Kernos I found this book amazingly up to date. The basic science is accurate and the propulsion system used for the ark has beed proposed for generations. Stephen Baxter's recent Flood and Arc is a reboot of the When World's Collide, though the disaster is different. He uses the same propulsion system to get his ark to get to the new planet. Newtonian physics has not changed much.

Feminists may object to their place in the story, but IMO one must read such pre-Golden age SFs in the context of their time. It was PC for the '30s. Baxter of course plays it very PC making the main movers women, almost to the exclusion of males.

I enjoyed both duologies an the movie too a lot.

message 8: by Mary JL (new)

Mary JL I like classic SF, Mike. Read this years ago; remember I thought it was pretty good.

Regarding the EMP, all government records and so on would be affected. However, imho there will always be a few people who kept--are keeping now--their paper books.

Mike (the Paladin) I like to hope so, but who knows in 50 years??? It may be like phonograph records are now. It's a niche market and there are some around but mostly collectors.

Of course the E-book thing could also kill the ability of writers to make a living by writing. I know people who think nothing of pirating books if they're on line. The implications are so wide I doubt most of us really think about it.

I guess the world changes, hope we can hold on to what's good.

message 10: by Kernos (new)

Kernos The ability of the purveyors of e-books to wipe your devices of said books may cause some to avoid this model for some time. Corporate trust is becoming a problem as is licensing vs owning.

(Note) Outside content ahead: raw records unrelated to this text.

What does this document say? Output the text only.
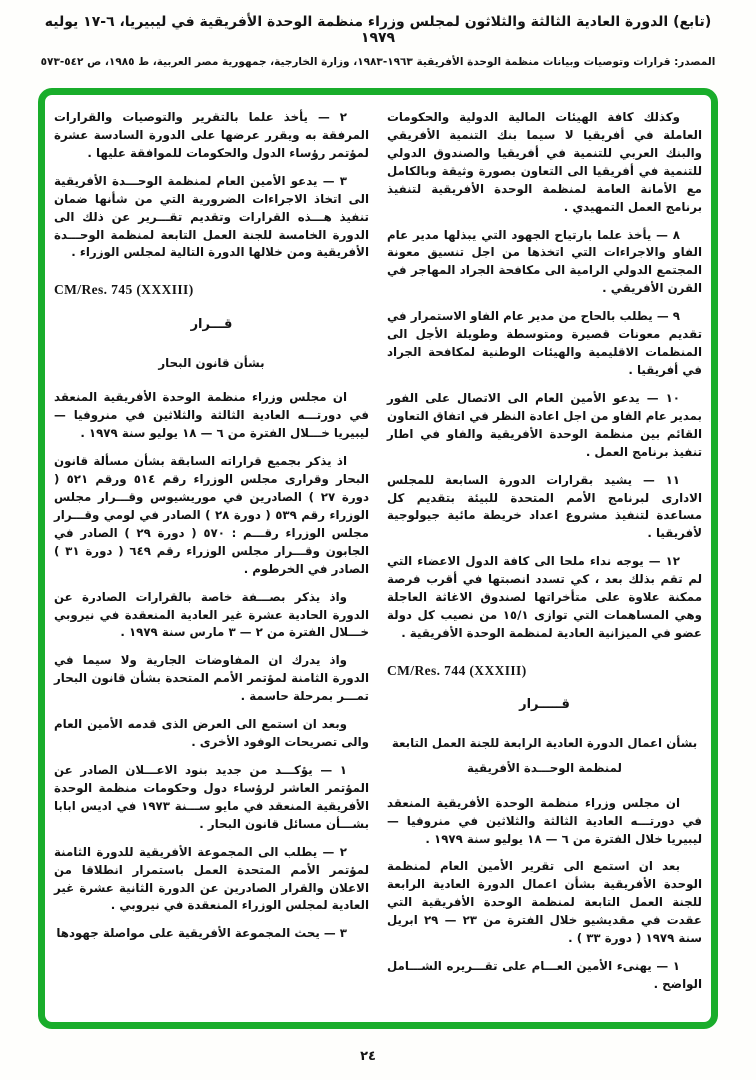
(تابع) الدورة العادية الثالثة والثلاثون لمجلس وزراء منظمة الوحدة الأفريقية في ليبيريا، ٦-١٧ يوليه ١٩٧٩
المصدر: قرارات وتوصيات وبيانات منظمة الوحدة الأفريقية ١٩٦٣-١٩٨٣، وزارة الخارجية، جمهورية مصر العربية، ط ١٩٨٥، ص ٥٤٢-٥٧٣
وكذلك كافة الهيئات المالية الدولية والحكومات العاملة في أفريقيا لا سيما بنك التنمية الأفريقي والبنك العربي للتنمية في أفريقيا والصندوق الدولي للتنمية في أفريقيا الى التعاون بصورة وثيقة وبالكامل مع الأمانة العامة لمنظمة الوحدة الأفريقية لتنفيذ برنامج العمل التمهيدي .
٨ — يأخذ علما بارتياح الجهود التي يبذلها مدير عام الفاو والاجراءات التي اتخذها من اجل تنسيق معونة المجتمع الدولي الرامية الى مكافحة الجراد المهاجر في القرن الأفريقي .
٩ — يطلب بالحاح من مدير عام الفاو الاستمرار في تقديم معونات قصيرة ومتوسطة وطويلة الأجل الى المنظمات الاقليمية والهيئات الوطنية لمكافحة الجراد في أفريقيا .
١٠ — يدعو الأمين العام الى الاتصال على الفور بمدير عام الفاو من اجل اعادة النظر في اتفاق التعاون القائم بين منظمة الوحدة الأفريقية والفاو في اطار تنفيذ برنامج العمل .
١١ — يشيد بقرارات الدورة السابعة للمجلس الادارى لبرنامج الأمم المتحدة للبيئة بتقديم كل مساعدة لتنفيذ مشروع اعداد خريطة مائية جيولوجية لأفريقيا .
١٢ — يوجه نداء ملحا الى كافة الدول الاعضاء التي لم تقم بذلك بعد ، كي تسدد انصبتها في أقرب فرصة ممكنة علاوة على متأخراتها لصندوق الاغاثة العاجلة وهي المساهمات التي توازى ١٥/١ من نصيب كل دولة عضو في الميزانية العادية لمنظمة الوحدة الأفريقية .
CM/Res. 744 (XXXIII)
قـــــرار
بشأن اعمال الدورة العادية الرابعة للجنة العمل التابعة لمنظمة الوحـــدة الأفريقية
ان مجلس وزراء منظمة الوحدة الأفريقية المنعقد في دورتـــه العادية الثالثة والثلاثين في منروفيا — ليبيريا خلال الفترة من ٦ — ١٨ يوليو سنة ١٩٧٩ .
بعد ان استمع الى تقرير الأمين العام لمنظمة الوحدة الأفريقية بشأن اعمال الدورة العادية الرابعة للجنة العمل التابعة لمنظمة الوحدة الأفريقية التي عقدت في مقديشيو خلال الفترة من ٢٣ — ٢٩ ابريل سنة ١٩٧٩ ( دورة ٣٣ ) .
١ — يهنىء الأمين العـــام على تقـــريره الشـــامل الواضح .
٢ — يأخذ علما بالتقرير والتوصيات والقرارات المرفقة به ويقرر عرضها على الدورة السادسة عشرة لمؤتمر رؤساء الدول والحكومات للموافقة عليها .
٣ — يدعو الأمين العام لمنظمة الوحـــدة الأفريقية الى اتخاذ الاجراءات الضرورية التي من شأنها ضمان تنفيذ هـــذه القرارات وتقديم تقـــرير عن ذلك الى الدورة الخامسة للجنة العمل التابعة لمنظمة الوحـــدة الأفريقية ومن خلالها الدورة التالية لمجلس الوزراء .
CM/Res. 745 (XXXIII)
قـــرار
بشأن قانون البحار
ان مجلس وزراء منظمة الوحدة الأفريقية المنعقد في دورتـــه العادية الثالثة والثلاثين في منروفيا — ليبيريا خـــلال الفترة من ٦ — ١٨ يوليو سنة ١٩٧٩ .
اذ يذكر بجميع قراراته السابقة بشأن مسألة قانون البحار وقرارى مجلس الوزراء رقم ٥١٤ ورقم ٥٢١ ( دورة ٢٧ ) الصادرين في موريشيوس وقـــرار مجلس الوزراء رقم ٥٣٩ ( دورة ٢٨ ) الصادر في لومي وقـــرار مجلس الوزراء رقـــم : ٥٧٠ ( دورة ٢٩ ) الصادر في الجابون وقـــرار مجلس الوزراء رقم ٦٤٩ ( دورة ٣١ ) الصادر في الخرطوم .
واذ يذكر بصـــفة خاصة بالقرارات الصادرة عن الدورة الحادية عشرة غير العادية المنعقدة في نيروبي خـــلال الفترة من ٢ — ٣ مارس سنة ١٩٧٩ .
واذ يدرك ان المفاوضات الجارية ولا سيما في الدورة الثامنة لمؤتمر الأمم المتحدة بشأن قانون البحار تمـــر بمرحلة حاسمة .
وبعد ان استمع الى العرض الذى قدمه الأمين العام والى تصريحات الوفود الأخرى .
١ — يؤكـــد من جديد بنود الاعـــلان الصادر عن المؤتمر العاشر لرؤساء دول وحكومات منظمة الوحدة الأفريقية المنعقد في مايو ســـنة ١٩٧٣ في اديس ابابا بشـــأن مسائل قانون البحار .
٢ — يطلب الى المجموعة الأفريقية للدورة الثامنة لمؤتمر الأمم المتحدة العمل باستمرار انطلاقا من الاعلان والقرار الصادرين عن الدورة الثانية عشرة غير العادية لمجلس الوزراء المنعقدة في نيروبي .
٣ — يحث المجموعة الأفريقية على مواصلة جهودها
٢٤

message 11: by Mike (the Paladin) (last edited Oct 29, 2012 09:44AM) (new) - rated it 5 stars

Mike (the Paladin) I know I belong to Audible and I make it a point to respect copyright laws. If someone hears one of the books I bought they're listening on my device and at home. The only other person is my daughter and that's because I play them on my computer and she's in the next room. If she doesn't like the book she closes the door.

I remember when the music thing was so big (and my kids were young). For a while they wondered why I wouldn't let them get music they hadn't paid for. I hope they got the point in the end.

Mike (the Paladin) Think I'm going to reread this one.